Just a word of warning about bottling in individual bottles. It's a pain and you'll probably end-up kegging if you stay into beer making. That means buying lots more equipment (kegs, CO2 tank, regulator, keggerator).
They talked about a kettle lacto beer, which is just a weird style that you probably don't need to even consider and shouldn't worry about. They didn't talk about something very basic and important: exposing the beer to air (oxygen) during fermentation and bottling is bad. In fact that's one of the biggest "food failures" that a novice brewer might make. Easy to prevent oxydation with the right equipment and technique, though.
They didn't go into the logistics of fermentation of a lager (requires a cooling chamber) versus fermenting an ale (at just a low room temperature). If you want to ferment at warmer room temperatures, you can brew the saison style beer (using a saison yeast).
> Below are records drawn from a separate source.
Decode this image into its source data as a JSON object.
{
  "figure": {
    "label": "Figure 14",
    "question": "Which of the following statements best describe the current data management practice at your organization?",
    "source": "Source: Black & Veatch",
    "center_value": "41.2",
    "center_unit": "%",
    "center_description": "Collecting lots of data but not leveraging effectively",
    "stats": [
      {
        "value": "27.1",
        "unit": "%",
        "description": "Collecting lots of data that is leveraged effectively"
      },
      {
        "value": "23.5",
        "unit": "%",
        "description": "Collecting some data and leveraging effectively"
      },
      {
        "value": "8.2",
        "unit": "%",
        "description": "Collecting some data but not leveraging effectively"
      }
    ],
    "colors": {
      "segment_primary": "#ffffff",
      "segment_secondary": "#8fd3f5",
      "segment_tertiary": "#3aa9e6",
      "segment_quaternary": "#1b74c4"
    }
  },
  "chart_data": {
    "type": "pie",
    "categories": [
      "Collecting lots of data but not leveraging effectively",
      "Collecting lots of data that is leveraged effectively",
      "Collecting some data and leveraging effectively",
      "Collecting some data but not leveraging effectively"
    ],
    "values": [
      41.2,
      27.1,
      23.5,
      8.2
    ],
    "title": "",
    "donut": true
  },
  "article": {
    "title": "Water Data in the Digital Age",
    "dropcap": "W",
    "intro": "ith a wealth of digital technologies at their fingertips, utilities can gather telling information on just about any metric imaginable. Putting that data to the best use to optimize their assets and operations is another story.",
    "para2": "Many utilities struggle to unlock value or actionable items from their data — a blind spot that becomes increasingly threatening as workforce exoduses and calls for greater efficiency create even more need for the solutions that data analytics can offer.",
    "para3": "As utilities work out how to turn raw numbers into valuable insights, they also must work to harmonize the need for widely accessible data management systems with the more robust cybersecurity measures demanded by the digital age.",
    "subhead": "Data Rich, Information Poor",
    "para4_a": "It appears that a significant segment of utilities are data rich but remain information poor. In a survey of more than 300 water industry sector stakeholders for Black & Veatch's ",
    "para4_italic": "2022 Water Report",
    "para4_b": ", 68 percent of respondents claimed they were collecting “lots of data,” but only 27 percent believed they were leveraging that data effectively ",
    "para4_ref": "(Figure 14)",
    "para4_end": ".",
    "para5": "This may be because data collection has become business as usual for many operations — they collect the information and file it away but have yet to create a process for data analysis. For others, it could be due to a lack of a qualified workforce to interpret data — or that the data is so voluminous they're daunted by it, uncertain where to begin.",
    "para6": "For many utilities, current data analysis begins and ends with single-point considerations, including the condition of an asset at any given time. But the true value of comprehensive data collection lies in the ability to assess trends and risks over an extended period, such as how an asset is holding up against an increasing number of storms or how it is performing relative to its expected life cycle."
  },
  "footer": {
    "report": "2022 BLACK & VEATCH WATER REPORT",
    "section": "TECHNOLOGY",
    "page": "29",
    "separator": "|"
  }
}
Temperature control in fermentation is critical, so if you have a place that has a nice stable temperature, just find a yeast that likes that temperature, and that will determine what your first beer style will be!
They talked about bottle conditioning and exploding bottles as a failure, and that can happen if you don't know how much bottling sugar to use, but there are calculators you can use. Oh, buy a cheap little scale. Harbor Freight has 'em for like $12. That way, you can measure your bottling sugar to the gram and get it perfect. Not that it's really that critical, though. As they explained (not well, but explained), if you bottle too early there will be unconsumed sugars that will generate 'unexpected' CO2. Your bottling sugar calculation presumes that all the yeast-edible sugars are gone, but if you give the yeast the added bottling sugar plus the residual sugars, you can have more CO2 than the bottle can hold. But in the segment, they didn't connect the dots on the other (and I think more frequent) reason for bottle bombs: contamination. Say the beer is fully fermented at bottling time and you add the right amount of bottling sugar. But let's say you contaminate the batch in a crusty bottling bucket (bacteria gets in there, usually brettanomyces). Well, those guys go to work on sugars that yeast are unable to digest, and the pressure builds. So yeah, bottling too early and contamination are the bottle bomb "food failure" causes.
I know it was sort of a "random walk" through home brewing, but I think I did better than the radio segment to get reasonable coverage of the basics for someone considering the hobby.